1) Choose seed that tolerate a broad range of soil fertility and pH and that surface broadcast well. For example WR is generally a better choice than oats or WW as a cereal grain component.

2) Always keep the ground covered.

3) Change your view of weeds. Yes, there are some particularly problematic weeds that need to be dealt with, but in many cases, plants that are weeds to farmers are beneficial to us.

4) Don't judge your results by how your fields look. Make sure you have clear objectives and judge your success against those objectives. For example if your primary objective is to benefit the local deer herd, make sure you identify gaps in native and agricultural foods and plant to fill those gaps. If your objective is attraction at a specific time of the year, plant for that. Then in both cases monitor deer use during that specific period using highly reliable fast trigger trail cameras or exclusion cages. Everyone likes to post beautiful weed free fields and they look great and well enjoy the pictures, but they don't mean success. Any crop that does not end up in the belly of a deer (or other wildlife if you are managing for that) when the window for which it was planted closes is not contributing to your objective.

Best of luck,

Jack
 
Also consider putting out utilization cages every 4 weeks, helps you keep track of the pace of grazing.
 
Thanks Jack. I'm all in to the long-term here, and believe me I accept weeds in the food plot! I may try buckwheat next spring but it is difficult to grow anything that doesn't tolerate a lot of grazing. It didn't work for me on a prior plot. I'm not here for frost-seeding so I've got to figure out what to do with the plots next year. Maybe broadcast berseem clover in to the rye in April.
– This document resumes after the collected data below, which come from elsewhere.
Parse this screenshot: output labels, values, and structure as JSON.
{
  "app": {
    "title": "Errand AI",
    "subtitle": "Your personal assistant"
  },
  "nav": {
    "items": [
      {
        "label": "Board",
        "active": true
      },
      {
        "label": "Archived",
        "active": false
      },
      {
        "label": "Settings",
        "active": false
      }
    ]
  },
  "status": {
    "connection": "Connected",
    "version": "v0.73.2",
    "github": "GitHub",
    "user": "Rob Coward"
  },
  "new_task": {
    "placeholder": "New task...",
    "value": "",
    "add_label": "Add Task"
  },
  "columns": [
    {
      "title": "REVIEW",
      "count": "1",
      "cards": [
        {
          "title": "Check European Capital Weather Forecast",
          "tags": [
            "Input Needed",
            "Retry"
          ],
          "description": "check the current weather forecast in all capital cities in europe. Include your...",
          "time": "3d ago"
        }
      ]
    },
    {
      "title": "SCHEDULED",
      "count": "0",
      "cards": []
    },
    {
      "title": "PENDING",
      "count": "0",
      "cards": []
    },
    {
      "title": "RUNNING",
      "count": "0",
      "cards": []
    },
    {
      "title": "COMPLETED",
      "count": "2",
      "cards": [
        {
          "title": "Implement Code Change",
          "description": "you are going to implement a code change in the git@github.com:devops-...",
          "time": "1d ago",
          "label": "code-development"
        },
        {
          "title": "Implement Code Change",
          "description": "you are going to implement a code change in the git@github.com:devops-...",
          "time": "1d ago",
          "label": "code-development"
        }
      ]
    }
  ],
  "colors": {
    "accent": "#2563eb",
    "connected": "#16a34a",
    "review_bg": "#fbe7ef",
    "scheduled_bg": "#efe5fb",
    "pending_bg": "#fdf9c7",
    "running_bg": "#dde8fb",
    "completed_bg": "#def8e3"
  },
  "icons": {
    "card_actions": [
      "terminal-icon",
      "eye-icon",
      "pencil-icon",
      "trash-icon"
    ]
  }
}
Ryan, I do have a utilization cage. Before I learned to do that I thought I couldn't grow anything. Turns out it was very heavy grazing. I grow amazing turnips inside the cages, not so much outside. I've only recently realized how important it is too move the cage or add a cage to get more current information.
 
Buckwheat is used by deer but generally not abused unless the plots are tiny or browse pressure is very heavy. If you can't get buckwheat to grow, it sounds like you have bigger issues than planting technique.